幼児期にリトミック教育を取り入れると良いと聞き、具体的な方法を知りたいという方は多いのではないでしょうか。そこで今回は、リトミック教育の目的、幼児期から始めるメリット・デメリット、方法などについて詳しく解説します。
リトミック教育とは、音楽に触れ合うことで子どもの潜在的な基礎能力の発達を促す教育方法です。リトミック教育の目的や歴史について詳しくみていきましょう。
リトミックの目的は、音楽的能力を高めつつ、表現力、集中力、思考力、判断力、創造力といった潜在的な基礎能力の発育を促すことです。従来の教育で重視されている知識・技能を習得するには、子どもが元々持っている基礎能力が欠かせません。
リトミック教育では、潜在的な基礎能力の発育を促すことによる総合的な人間教育を行います。現在は、欧米各国において幼児教育だけではなく芸術や演劇、体操などの分野にも影響を与えています。

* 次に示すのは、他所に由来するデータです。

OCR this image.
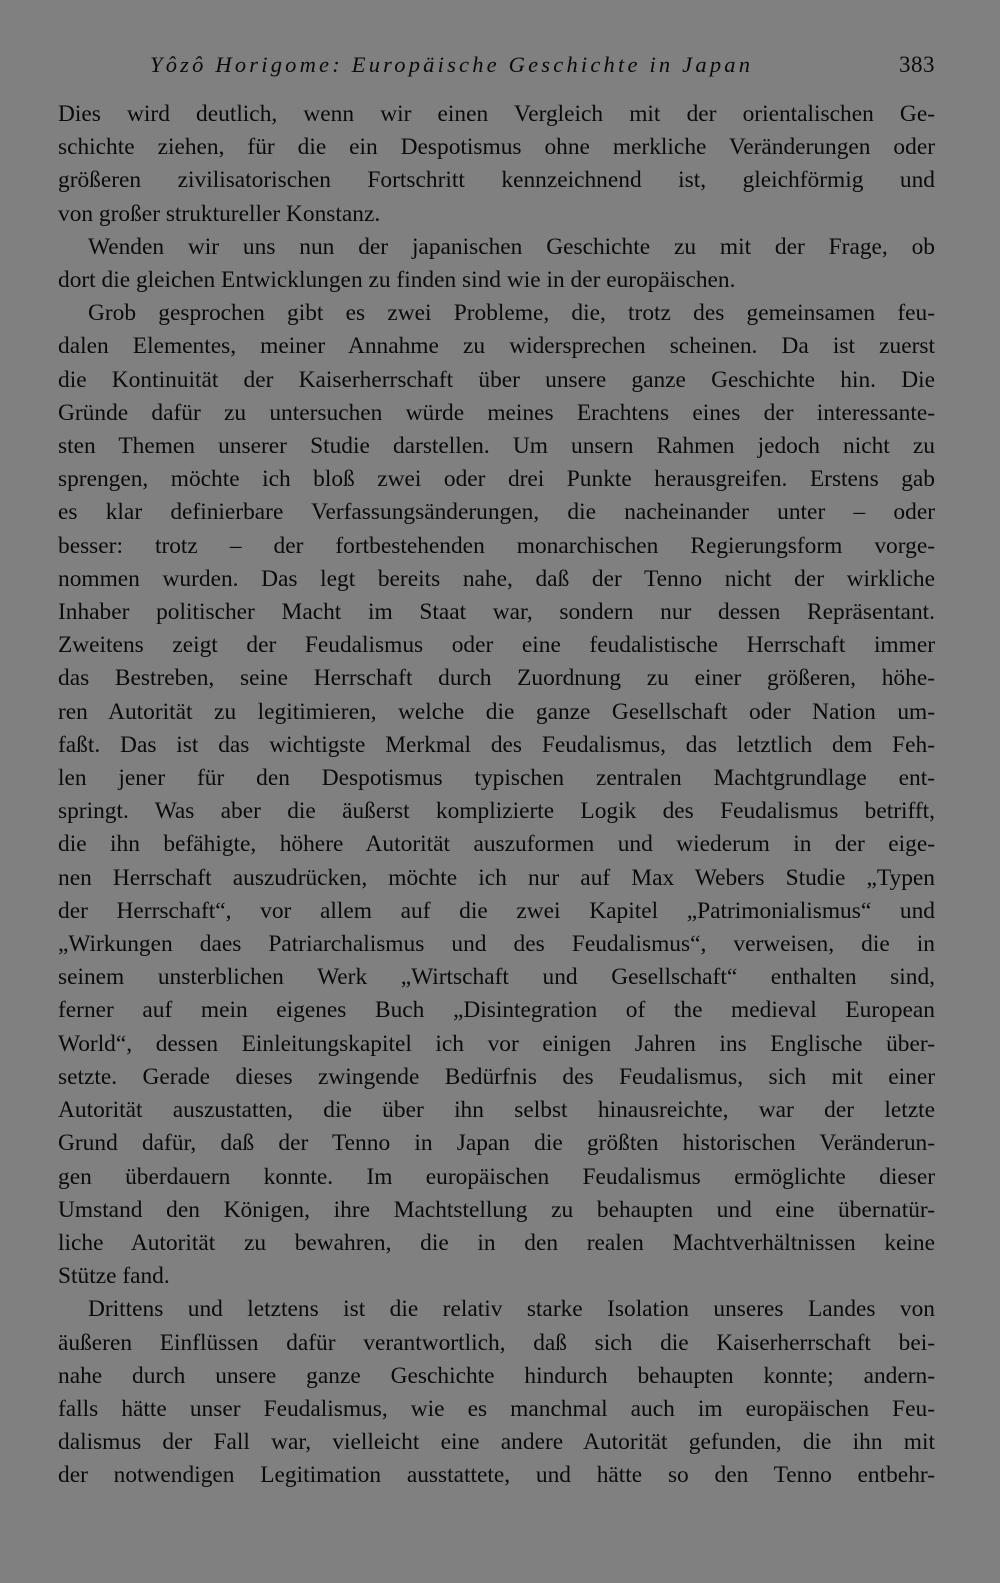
Yôzô Horigome: Europäische Geschichte in Japan	383

Dies wird deutlich, wenn wir einen Vergleich mit der orientalischen Ge-
schichte ziehen, für die ein Despotismus ohne merkliche Veränderungen oder
größeren zivilisatorischen Fortschritt kennzeichnend ist, gleichförmig und
von großer struktureller Konstanz.

Wenden wir uns nun der japanischen Geschichte zu mit der Frage, ob
dort die gleichen Entwicklungen zu finden sind wie in der europäischen.

Grob gesprochen gibt es zwei Probleme, die, trotz des gemeinsamen feu-
dalen Elementes, meiner Annahme zu widersprechen scheinen. Da ist zuerst
die Kontinuität der Kaiserherrschaft über unsere ganze Geschichte hin. Die
Gründe dafür zu untersuchen würde meines Erachtens eines der interessante-
sten Themen unserer Studie darstellen. Um unsern Rahmen jedoch nicht zu
sprengen, möchte ich bloß zwei oder drei Punkte herausgreifen. Erstens gab
es klar definierbare Verfassungsänderungen, die nacheinander unter – oder
besser: trotz – der fortbestehenden monarchischen Regierungsform vorge-
nommen wurden. Das legt bereits nahe, daß der Tenno nicht der wirkliche
Inhaber politischer Macht im Staat war, sondern nur dessen Repräsentant.
Zweitens zeigt der Feudalismus oder eine feudalistische Herrschaft immer
das Bestreben, seine Herrschaft durch Zuordnung zu einer größeren, höhe-
ren Autorität zu legitimieren, welche die ganze Gesellschaft oder Nation um-
faßt. Das ist das wichtigste Merkmal des Feudalismus, das letztlich dem Feh-
len jener für den Despotismus typischen zentralen Machtgrundlage ent-
springt. Was aber die äußerst komplizierte Logik des Feudalismus betrifft,
die ihn befähigte, höhere Autorität auszuformen und wiederum in der eige-
nen Herrschaft auszudrücken, möchte ich nur auf Max Webers Studie „Typen
der Herrschaft“, vor allem auf die zwei Kapitel „Patrimonialismus“ und
„Wirkungen daes Patriarchalismus und des Feudalismus“, verweisen, die in
seinem unsterblichen Werk „Wirtschaft und Gesellschaft“ enthalten sind,
ferner auf mein eigenes Buch „Disintegration of the medieval European
World“, dessen Einleitungskapitel ich vor einigen Jahren ins Englische über-
setzte. Gerade dieses zwingende Bedürfnis des Feudalismus, sich mit einer
Autorität auszustatten, die über ihn selbst hinausreichte, war der letzte
Grund dafür, daß der Tenno in Japan die größten historischen Veränderun-
gen überdauern konnte. Im europäischen Feudalismus ermöglichte dieser
Umstand den Königen, ihre Machtstellung zu behaupten und eine übernatür-
liche Autorität zu bewahren, die in den realen Machtverhältnissen keine
Stütze fand.

Drittens und letztens ist die relativ starke Isolation unseres Landes von
äußeren Einflüssen dafür verantwortlich, daß sich die Kaiserherrschaft bei-
nahe durch unsere ganze Geschichte hindurch behaupten konnte; andern-
falls hätte unser Feudalismus, wie es manchmal auch im europäischen Feu-
dalismus der Fall war, vielleicht eine andere Autorität gefunden, die ihn mit
der notwendigen Legitimation ausstattete, und hätte so den Tenno entbehr-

リトミック教育は、20世紀初頭の作曲家・音楽教育家の「エミール・ジャック=ダルクローズ博士」が考案したものです。最初は、音楽を感じる能力や音楽について考える能力を伸ばす教育システムとして考案しましたが、後に基礎能力の発育にも役立つことに気づき、現在のリトミック教育が確立されました。
日本では、明治時代から教育家や音楽家などがヨーロッパでリトミック教育を学び、各々の分野に取り入れました。そして、戦後間もなく、リトミック教育を学んだ板野平氏が国立音楽大学の専門課程で教鞭をとったことをきっかけに、本格的に広がり始めたのです。
幼児期からリトミック教育を取り入れることには次のメリットがあります。
さまざまな音楽に触れて身体を動かしたり、音の高低・強弱を聞いたりすると、音楽の感覚が身につきやすくなります。4拍子や3拍子、Aメロ・Bメロ・サビといった音楽の起伏など、一歩踏み込んだ音楽知識の習得も期待できるでしょう。
音楽に合わせて走る・跳ぶ・スキップといった運動をすることで、運動能力の向上が期待できます。子どもとしても、音楽と運動を絡めた方が楽しみやすいでしょう。
リトミック教育で育むことができる基礎能力には、集中力や判断力、創造力などがあります。中でも集中力や判断力は、勉強や趣味、仕事など、さまざまな場面で役立つ能力です。このような子どもの生活や勉強などに役立つ能力を幼児期から高められることは、大きなメリットでしょう。
リトミック教育は、結果を数値化できるものではないため、実際に基礎能力の発達につながっているのかを確認することができません。子どもが楽しそうに取り組んでいるか、以前よりも表現力や集中力、判断力、創造力などが向上しているように感じるかどうかに注目しましょう。
リトミック教育は、ダンスや遊戯のように決まった動きを記憶して実行するのではなく、音楽に合わせて自身で判断して身体を動かします。「感じ取る→考える→行動する」の一連の流れを感覚でつかみ取れるような音楽遊びを家庭に取り入れましょう。
リトミック教育の例を3つ紹介します。
手遊び歌は、音楽に合わせて手や指を動かす遊びです。幼児に聞かせる音楽といえば童謡をイメージするかもしれませんが、保護者が知っている曲で問題ありません。音楽のジャンルや年代ではなく、音楽に合わせて手や指をたくさん動かして楽しむことが大切です。
音楽に合わせて身体を動かし、音楽が止まったら動きも止める。ということを繰り返します。難易度を少しずつ上げるのも良いでしょう。
大きな音や高い音を鳴らしたら手をあげて、小さい音や低い音を鳴らしたら手を下げるなど、音楽の感覚を養う方法もあります。音の強弱・高低の概念を理解できれば、音楽の知識・技術を習得しやすくなるでしょう。
リトミック教育を取り入れることで、音楽の能力だけではなく判断力、創造力、集中力といった基礎能力の発育を促せます。基礎能力を高めることで、小学生になってからも学習がスムーズに進むでしょう。